The armies were composed very differently: the peasant army under the leadership of Guillaume Cale reportedly numbered 4,000 peasants and seem to have included no participation from the Parisian forces, while the army at Meaux had a core of nearly 1,000 Parisian troops, sent by Étienne Marcel, and a large number of Jacques and other villagers who had been pressed into service by the Parisian commanders along the way. The motives of the latter for joining the uprising were mixed. Some were subsequently to claim that they acted under duress.

==Battle==
On the morning of 10 June 1358, the peasant army was lined up on the hillside near Mello, archers in the front rank, infantry behind them and cavalry forming an emergency reserve. The position was a strong one and the force of nobles, being weaker in numbers than their opponents, would have had difficulties in breaking through the peasant army's lines had the situation remained the same. However, Charles of Navarre had a plan to deal with the peasant leader Guillaume Cale before hostilities began, thus cutting the head off his opponent's army. A message was dispatched inviting Cale for treaty talks with the leader of the noble army, inviting the rebels to disperse unharmed. Cale was offered safe-passage through the noble-led army for the talks and agreed. Once he entered the noble lines he was seized and thrown in irons. That evening he was tortured to death and the remnants of his army were scattered. The medieval codes of chivalry did not apparently apply to peasant leaders.

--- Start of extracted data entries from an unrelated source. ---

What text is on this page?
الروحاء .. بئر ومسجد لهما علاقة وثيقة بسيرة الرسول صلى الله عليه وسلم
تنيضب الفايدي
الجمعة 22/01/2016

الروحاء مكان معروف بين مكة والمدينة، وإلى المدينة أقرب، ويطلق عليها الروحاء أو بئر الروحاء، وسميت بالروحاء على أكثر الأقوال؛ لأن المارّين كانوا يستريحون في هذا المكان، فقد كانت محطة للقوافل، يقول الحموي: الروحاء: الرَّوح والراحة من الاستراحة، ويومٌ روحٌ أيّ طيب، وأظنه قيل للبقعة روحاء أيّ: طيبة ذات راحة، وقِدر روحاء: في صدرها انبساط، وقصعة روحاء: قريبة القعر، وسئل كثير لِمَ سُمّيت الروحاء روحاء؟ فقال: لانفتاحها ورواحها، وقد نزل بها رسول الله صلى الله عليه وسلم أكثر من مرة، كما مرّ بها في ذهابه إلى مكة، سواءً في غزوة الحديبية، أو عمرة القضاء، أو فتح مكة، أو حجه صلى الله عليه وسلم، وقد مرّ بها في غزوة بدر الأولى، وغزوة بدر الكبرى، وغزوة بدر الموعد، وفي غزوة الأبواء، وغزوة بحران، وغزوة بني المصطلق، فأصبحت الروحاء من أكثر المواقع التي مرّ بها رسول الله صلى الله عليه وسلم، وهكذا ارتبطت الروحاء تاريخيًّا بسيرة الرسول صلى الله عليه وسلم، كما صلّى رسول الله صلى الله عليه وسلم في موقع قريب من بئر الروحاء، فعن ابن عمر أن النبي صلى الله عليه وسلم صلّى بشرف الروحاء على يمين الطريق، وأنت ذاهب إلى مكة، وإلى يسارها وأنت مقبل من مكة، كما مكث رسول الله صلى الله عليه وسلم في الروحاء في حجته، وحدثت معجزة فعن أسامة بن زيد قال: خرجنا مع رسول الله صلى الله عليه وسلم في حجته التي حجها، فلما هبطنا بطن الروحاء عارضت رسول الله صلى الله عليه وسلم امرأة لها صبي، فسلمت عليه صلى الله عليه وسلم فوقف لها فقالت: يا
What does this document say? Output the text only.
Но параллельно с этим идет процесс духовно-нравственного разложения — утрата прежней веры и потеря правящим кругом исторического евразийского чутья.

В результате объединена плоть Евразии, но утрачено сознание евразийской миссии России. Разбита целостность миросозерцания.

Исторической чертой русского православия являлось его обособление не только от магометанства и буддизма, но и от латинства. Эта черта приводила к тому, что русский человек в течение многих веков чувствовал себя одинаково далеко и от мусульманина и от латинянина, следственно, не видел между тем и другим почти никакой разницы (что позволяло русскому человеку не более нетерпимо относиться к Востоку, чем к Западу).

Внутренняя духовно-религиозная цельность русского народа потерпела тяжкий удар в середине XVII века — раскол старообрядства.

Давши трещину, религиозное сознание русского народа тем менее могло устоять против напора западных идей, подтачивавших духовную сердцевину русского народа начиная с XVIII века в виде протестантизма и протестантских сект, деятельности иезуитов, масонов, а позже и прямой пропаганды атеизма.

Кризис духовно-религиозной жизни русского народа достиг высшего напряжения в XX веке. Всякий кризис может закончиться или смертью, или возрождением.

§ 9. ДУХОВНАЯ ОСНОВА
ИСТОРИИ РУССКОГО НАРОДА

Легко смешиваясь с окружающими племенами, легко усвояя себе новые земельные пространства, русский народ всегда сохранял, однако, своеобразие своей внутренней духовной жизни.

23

With their leader gone, the peasant army's morale plummeted and their line fell apart, allowing a cavalry charge to break through their centre. This caused the peasants to break into a shapeless mass. This mass was then systematically exterminated, the charge led by Charles of Navarre. Significantly, even against such inferior opposition, the main body of the French noble army fought on foot demonstrating that they had learnt the lesson of the ineffectiveness of cavalry against archers in a secure position taught at the Battle of Crécy twelve years before. Many of the peasants were hunted down and killed on the spot, or later in great mass executions by beheading, hanging or even more violent deaths.

==Battle of Meaux==
The second engagement of the battle was fought simultaneously in the town of Meaux, where the garrison of the castle of Marché was preparing for an assault. Realising that the peasant army was not prepared for a conventional battle in the streets of the town, the two dozen soldiers in the keep sallied out on horseback. The peasant army had been feasting with the sympathetic townsfolk the night before, and were still hazy from their excesses when the cavalry hit their packed ranks. The Parisian forces fought hardest before breaking, but within minutes the entire army was nothing but a panicked rabble blocking every street away from the castle. They were joined by the town's populace, who also feared vengeance for their support of the peasants, and the cavalry simply hacked their way through the masses, killing dozens if not hundreds of people for the loss of just one of their own. When the peasants had been driven out the entire town was razed to the ground as punishment for disloyalty.

==Aftermath==
Refugees from the Jacquerie army and Meaux spread out across the countryside where they were exterminated along with thousands of other peasants, many innocent of any involvement in the rebellion, by the vengeful nobles and their mercenary allies. Villages were burnt, crops destroyed and families executed, reducing a valuable farming area into a wasteland as revenge. The Beauvais and many unaffected surrounding areas were thus blighted for decades to come. The Paris Jacquerie collapsed without the support of the food producing peasants in the countryside, and the entire area was within noble control again by the end of the year.